Às vezes, von der Leyen também enfrentou críticas de eurodeputados de extrema-direita, reeleitos em números recordes nas eleições europeias de 2024, que vaiaram quando ela falou de sua preocupação com o declínio das taxas de vacinação e a interromperam quando ela anunciou uma nova iniciativa europeia para combater a desinformação.
Ela defendeu seu acordo comercial com Trump, afirmando que uma guerra comercial de pleno direito com os EUA teria levado ao caos. “O acordo proporciona estabilidade crucial em nossas relações com os EUA em um momento de grave insegurança global”, disse ela, argumentando que alguns dos concorrentes da UE tinham condições piores com os EUA.
Ela pediu mais sanções contra a Rússia por causa da guerra na Ucrânia e disse que, com aliados, a Europa estava buscando uma eliminação mais rápida dos combustíveis fósseis russos, reprimindo a frota paralela usada para transportar petróleo russo ao redor do mundo, bem como ações contra países que ajudam a Rússia a escapar das sanções.

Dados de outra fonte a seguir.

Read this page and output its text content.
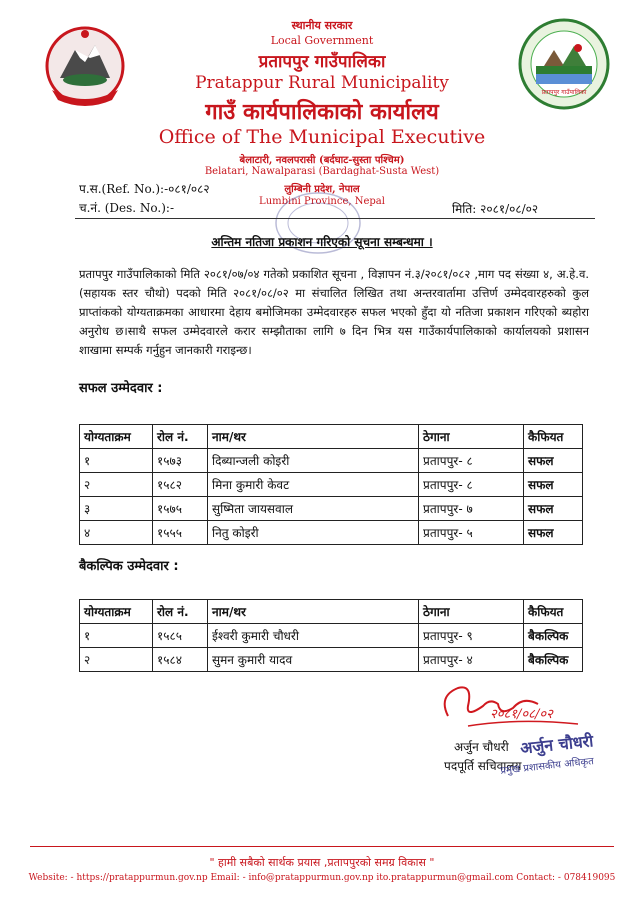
प्रतापपुर गाउँपालिका
स्थानीय सरकार
Local Government
प्रतापपुर गाउँपालिका
Pratappur Rural Municipality
गाउँ कार्यपालिकाको कार्यालय
Office of The Municipal Executive
बेलाटारी, नवलपरासी (बर्दघाट-सुस्ता पश्चिम)
Belatari, Nawalparasi (Bardaghat-Susta West)
लुम्बिनी प्रदेश, नेपाल
Lumbini Province, Nepal
प.स.(Ref. No.):-०८१/०८२
च.नं. (Des. No.):-	मिति: २०८१/०८/०२
अन्तिम नतिजा प्रकाशन गरिएको सूचना सम्बन्धमा ।
प्रतापपुर गाउँपालिकाको मिति २०८१/०७/०४ गतेको प्रकाशित सूचना , विज्ञापन नं.३/२०८१/०८२ ,माग पद संख्या ४, अ.हे.व.(सहायक स्तर चौथो) पदको मिति २०८१/०८/०२ मा संचालित लिखित तथा अन्तरवार्तामा उत्तिर्ण उम्मेदवारहरुको कुल प्राप्तांकको योग्यताक्रमका आधारमा देहाय बमोजिमका उम्मेदवारहरु सफल भएको हुँदा यो नतिजा प्रकाशन गरिएको ब्यहोरा अनुरोध छ।साथै सफल उम्मेदवारले करार सम्झौताका लागि ७ दिन भित्र यस गाउँकार्यपालिकाको कार्यालयको प्रशासन शाखामा सम्पर्क गर्नुहुन जानकारी गराइन्छ।
सफल उम्मेदवार :
योग्यताक्रम	रोल नं.	नाम/थर	ठेगाना	कैफियत
१	१५७३	दिब्यान्जली कोइरी	प्रतापपुर- ८	सफल
२	१५८२	मिना कुमारी केवट	प्रतापपुर- ८	सफल
३	१५७५	सुष्मिता जायसवाल	प्रतापपुर- ७	सफल
४	१५५५	नितु कोइरी	प्रतापपुर- ५	सफल
बैकल्पिक उम्मेदवार :
योग्यताक्रम	रोल नं.	नाम/थर	ठेगाना	कैफियत
१	१५८५	ईश्वरी कुमारी चौधरी	प्रतापपुर- ९	बैकल्पिक
२	१५८४	सुमन कुमारी यादव	प्रतापपुर- ४	बैकल्पिक
२०८१/०८/०२
अर्जुन चौधरी
पदपूर्ति सचिवालय
अर्जुन चौधरी
प्रमुख प्रशासकीय अधिकृत
" हामी सबैको सार्थक प्रयास ,प्रतापपुरको समग्र विकास "
Website: - https://pratappurmun.gov.np Email: - info@pratappurmun.gov.np ito.pratappurmun@gmail.com Contact: - 078419095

Von der Leyen não respondeu diretamente às notícias de que Trump teria pedido à UE que impusesse tarifas de 100% sobre a Índia e a China, numa tentativa de forçar Putin a se sentar à mesa de negociações. Ambos os países são grandes compradores de petróleo russo e abrigam empresas que atuam como intermediárias, vendendo produtos ocidentais a compradores russos, evitando assim as sanções europeias e americanas.
Ela afirmou que a UE estava trabalhando urgentemente em uma “nova solução para financiar o esforço de guerra da Ucrânia”, com base em cerca de € 300 bilhões (£ 260 bilhões) em ativos russos congelados no Ocidente. Ela sugeriu a ideia de um empréstimo de reparação para a Ucrânia, que deixaria os ativos russos legalmente intactos.
A UE está colhendo juros sobre os ativos russos mantidos no bloco, mas não chegou a um confisco total, temendo repercussões prejudiciais para a estabilidade da zona do euro.